La plaza tenía sus placeros que la intentaban mantener acicalada, unos con más suerte que otros. A los afortunados los jóvenes de entonces los saludábamos con respeto. A otros apenas los mirábamos, excepto cuando nos burlábamos de ellos, les poníamos sobrenombres despectivos y de vez en cuando hasta se les tiraban piedras para que despertaran, pues los sorprendíamos dormidos. Julio Varela, quien va a cumplir dentro de un par de años, un centenario y es cómplice memorioso de estas líneas, recuerda sobre todo a Pedro Flecha, quien también había trabajado para el senador popular Lionel Fernández Méndez, y a Libero, quien estaba a cargo de la plaza en los años cuarenta de su grata recordación. Yo me acuerdo todavía del que la tenía a cargo a principio de los sesenta, un señor alto, cojo y que se vestía de guayabera y sombrero Panamá, no comía cuentos y se había dado a respetar.
Aquella plaza tenía sus estaciones, pero no cuatro, sino tres, según argumentaré en el curso de estas crónicas de caminante todavía joven. Según convocaba la plaza a los habitantes de Cayey que como yo, no éramos muy religiosos, el año se iniciaba con la fiesta de Reyes de enero, seguía con la de la Semana Santa en marzo o abril, y concluía con la de las Fiestas Patronales en un agosto lluvioso. Y en Cayey se sabía que cuando comenzaba a llover tras el verano seco, era que, además del regreso a la escuela, se acercaban las fiestas patronales y quizás una tormenta moderada, porque la modalidad de los huracanes habría de coger vacaciones durante sesenta años, entre el 1928 de San Felipe y el 1989, que fue cuando Hugo nos recordó fríamente y sin compasión lo que un fenómeno atmosférico caribeño como estos puede implicar.

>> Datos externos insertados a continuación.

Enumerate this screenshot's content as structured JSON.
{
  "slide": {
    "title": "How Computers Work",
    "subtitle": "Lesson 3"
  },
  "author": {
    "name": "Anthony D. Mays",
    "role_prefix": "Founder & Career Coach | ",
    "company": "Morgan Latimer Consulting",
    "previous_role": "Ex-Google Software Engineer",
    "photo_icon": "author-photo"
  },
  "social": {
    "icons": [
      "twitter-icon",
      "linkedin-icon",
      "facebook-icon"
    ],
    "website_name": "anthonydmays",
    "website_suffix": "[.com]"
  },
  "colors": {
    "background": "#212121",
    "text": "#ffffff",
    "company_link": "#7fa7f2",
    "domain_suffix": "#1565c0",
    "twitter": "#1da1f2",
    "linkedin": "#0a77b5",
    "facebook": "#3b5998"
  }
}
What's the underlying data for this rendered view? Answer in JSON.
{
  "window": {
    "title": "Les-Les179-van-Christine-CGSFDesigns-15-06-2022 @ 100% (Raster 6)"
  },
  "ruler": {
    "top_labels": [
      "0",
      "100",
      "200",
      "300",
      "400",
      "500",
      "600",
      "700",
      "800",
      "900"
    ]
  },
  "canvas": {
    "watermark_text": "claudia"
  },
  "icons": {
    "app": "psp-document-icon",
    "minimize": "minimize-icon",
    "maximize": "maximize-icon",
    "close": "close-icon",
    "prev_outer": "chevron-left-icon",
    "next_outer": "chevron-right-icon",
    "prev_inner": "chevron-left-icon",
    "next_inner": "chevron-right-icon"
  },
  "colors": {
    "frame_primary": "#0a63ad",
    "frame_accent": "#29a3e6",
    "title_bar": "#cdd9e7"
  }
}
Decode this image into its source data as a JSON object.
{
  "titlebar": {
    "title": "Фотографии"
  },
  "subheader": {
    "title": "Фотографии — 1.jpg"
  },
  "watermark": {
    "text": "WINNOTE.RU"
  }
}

Pero la plaza no era solo lo que se veía cuando se caminaba entretenido e ingenuamente dichoso por allí, o se pasaba por uno de sus cuatro flancos en automóvil, camino a algún otro lugar. Con sus convocatorias a través del año organizaba la temporalidad monótona de un pueblo, no como el que cantó Palés, pues en Cayey, pese a la miseria que en algún momento se compartió con el resto del país, siempre fuimos gente alegre, llena de esperanzas. No éramos Ponce que identificábamos con gente rica, ni San Juan que era otro mundo, ajeno; ni tan siquiera Caguas que no tenía nada que ofrecernos y era, solo en ocasiones, una parada necesaria del viaje en carro público hasta Río Piedras.
Aquel calendario que nos indicaba cómo era que habríamos de conducir nuestras vidas durante algunos días, impuesto por la plaza, muchas veces propició querencias que habrían de durar toda la vida. En la plaza no solo había actividades livianas; había eventos sustanciosos que se convertirían en legendarios. Muchos de nuestros progenitores se conocieron allí. Una gran cantidad de los que entonces se cantaron y hoy todavía se cantan mejores amigos, construyeron sus alianzas allí. Y nuestros representantes culturales ante Puerto Rico, los concuñados don Miguel y don Monche, espiaron desde sus balcones hogareños que daban a la plaza, las realidades que representarían en sus sendas obras.
[1] Se trata de una familia en la que parece que en más de una generación ha habido un Arturo Baldrich.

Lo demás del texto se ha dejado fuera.